Hi guys. I just wanted to report back on my Ubuntu/Mint confusion. After a 9 hour drive home yesterday, I've spent nearly that long today installing Mint and Ubuntu numerous times side-by-side on two different UEFI laptops, one with HDD and the other with SSD. As @wizardfromoz noted, these distros can coexist just fine, as my own experience proved to me today, both with Secure Boot disabled and also with it enabled. It also worked fine choosing both "install alongside" or "something else" in the Ubiquity installer. I also installed Mint first, and Ubuntu first, to see if that was the issue. I was basically trying to make it fail, but it didn't (except for a few wonky cases with the HP laptop, because it is a stubborn beast anyway).

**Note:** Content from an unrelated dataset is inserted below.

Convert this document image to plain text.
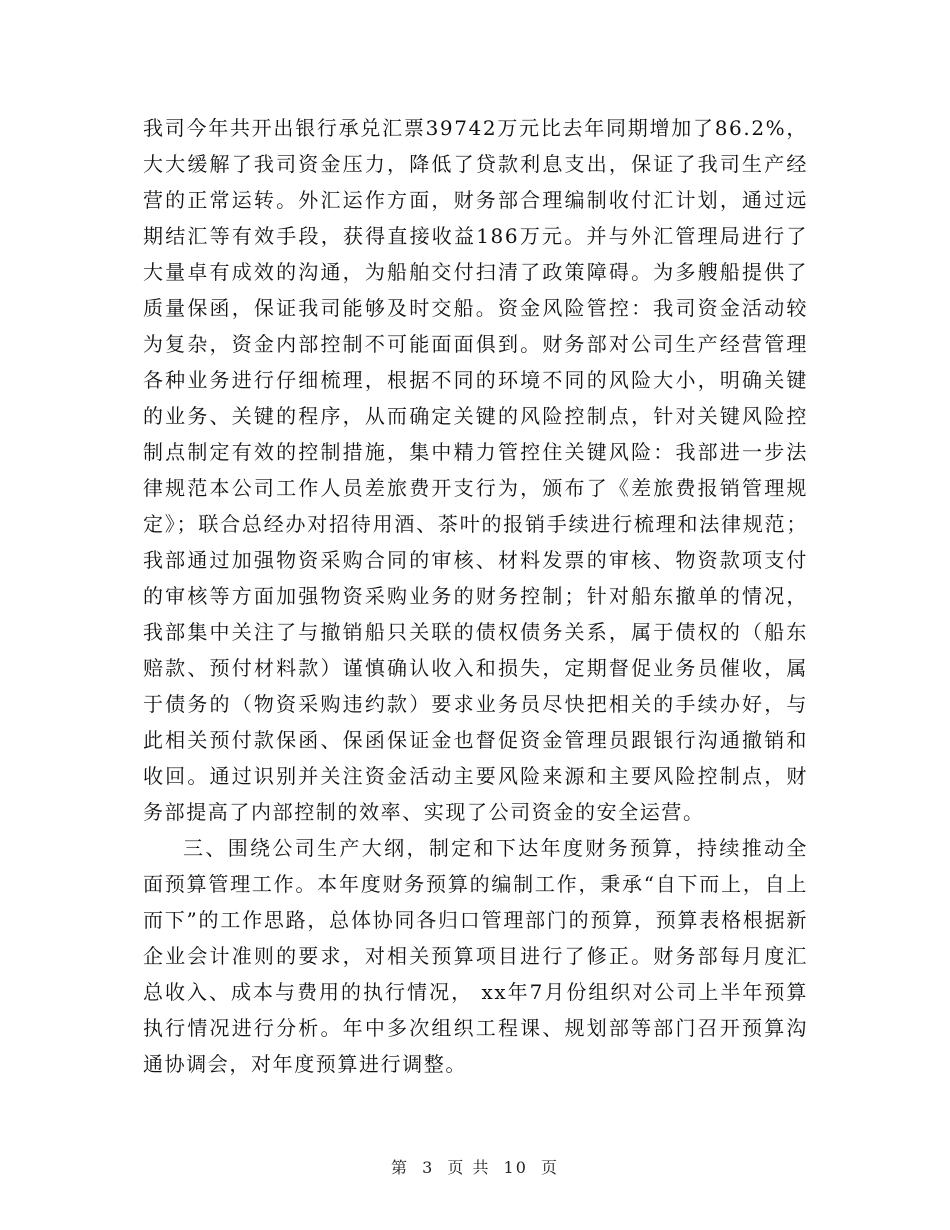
我司今年共开出银行承兑汇票39742万元比去年同期增加了86.2%，大大缓解了我司资金压力，降低了贷款利息支出，保证了我司生产经营的正常运转。外汇运作方面，财务部合理编制收付汇计划，通过远期结汇等有效手段，获得直接收益186万元。并与外汇管理局进行了大量卓有成效的沟通，为船舶交付扫清了政策障碍。为多艘船提供了质量保函，保证我司能够及时交船。资金风险管控：我司资金活动较为复杂，资金内部控制不可能面面俱到。财务部对公司生产经营管理各种业务进行仔细梳理，根据不同的环境不同的风险大小，明确关键的业务、关键的程序，从而确定关键的风险控制点，针对关键风险控制点制定有效的控制措施，集中精力管控住关键风险：我部进一步法律规范本公司工作人员差旅费开支行为，颁布了《差旅费报销管理规定》；联合总经办对招待用酒、茶叶的报销手续进行梳理和法律规范；我部通过加强物资采购合同的审核、材料发票的审核、物资款项支付的审核等方面加强物资采购业务的财务控制；针对船东撤单的情况，我部集中关注了与撤销船只关联的债权债务关系，属于债权的（船东赔款、预付材料款）谨慎确认收入和损失，定期督促业务员催收，属于债务的（物资采购违约款）要求业务员尽快把相关的手续办好，与此相关预付款保函、保函保证金也督促资金管理员跟银行沟通撤销和收回。通过识别并关注资金活动主要风险来源和主要风险控制点，财务部提高了内部控制的效率、实现了公司资金的安全运营。

三、围绕公司生产大纲，制定和下达年度财务预算，持续推动全面预算管理工作。本年度财务预算的编制工作，秉承“自下而上，自上而下”的工作思路，总体协同各归口管理部门的预算，预算表格根据新企业会计准则的要求，对相关预算项目进行了修正。财务部每月度汇总收入、成本与费用的执行情况， xx年7月份组织对公司上半年预算执行情况进行分析。年中多次组织工程课、规划部等部门召开预算沟通协调会，对年度预算进行调整。

第 3 页 共 10 页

But to make sure you know I was not hallucinating about this issue, I'll also let you know that this fear of installing Mint and Ubuntu together came from a very reputable source: J.A. Watson, a tech writer who contributes articles frequently to ZDNet and others. He has actually harped on this issue for several years at least, so it must have settled into my brain as fact as I read his reports. Some examples:
From June 2014: "Oh, one last comment about UEFI boot to close this post. As was the case with the previous Mint 16 release, the UEFI boot directory will be named 'ubuntu', so if you want to install Mint 17 and Ubuntu both on the same UEFI boot system, you will have to be careful about that. The most obvious solution, renaming the boot directory after the first of them is installed, doesn't work (it won't boot that one any more). The solution I have found which does work is to create a second EFI Boot partition, but neither Ubuntu nor Mint will let you specify the UEFI boot partition to use on installation, so you have to copy the boot directory to the second EFI partition after installing. This is not a big deal, if you are "advanced" enough to be installing both distributions on one system, then you should also be able to handle this."
From January 2017: "As I have mentioned many times before, one of the unfortunate side effects of this is that Linux Mint uses the same EFI boot directory name as Ubuntu, so if you plan to have both of them installed on the same system, you have to make some special allowance for that. As this Mint installation is the first of the two I will ignore that for now, and deal with it later when I install Ubuntu." (Except that he did not return to this problem in this article.)
He has referred to this problem in the intervening years, and was apparently experiencing problems even before 2014. So I was convinced he was right, and his argument made perfect sense that using the same bootloader location could be a problem (/boot/efi/EFI/ubuntu). I don't read his articles regularly, but I have run into them often and I enjoy his friendly writing style. And he certainly seems to know what he's doing... so I'm confused as to how he has not realized before that these distros can work together.
Oh well, enough of that. My apologies for the diversion.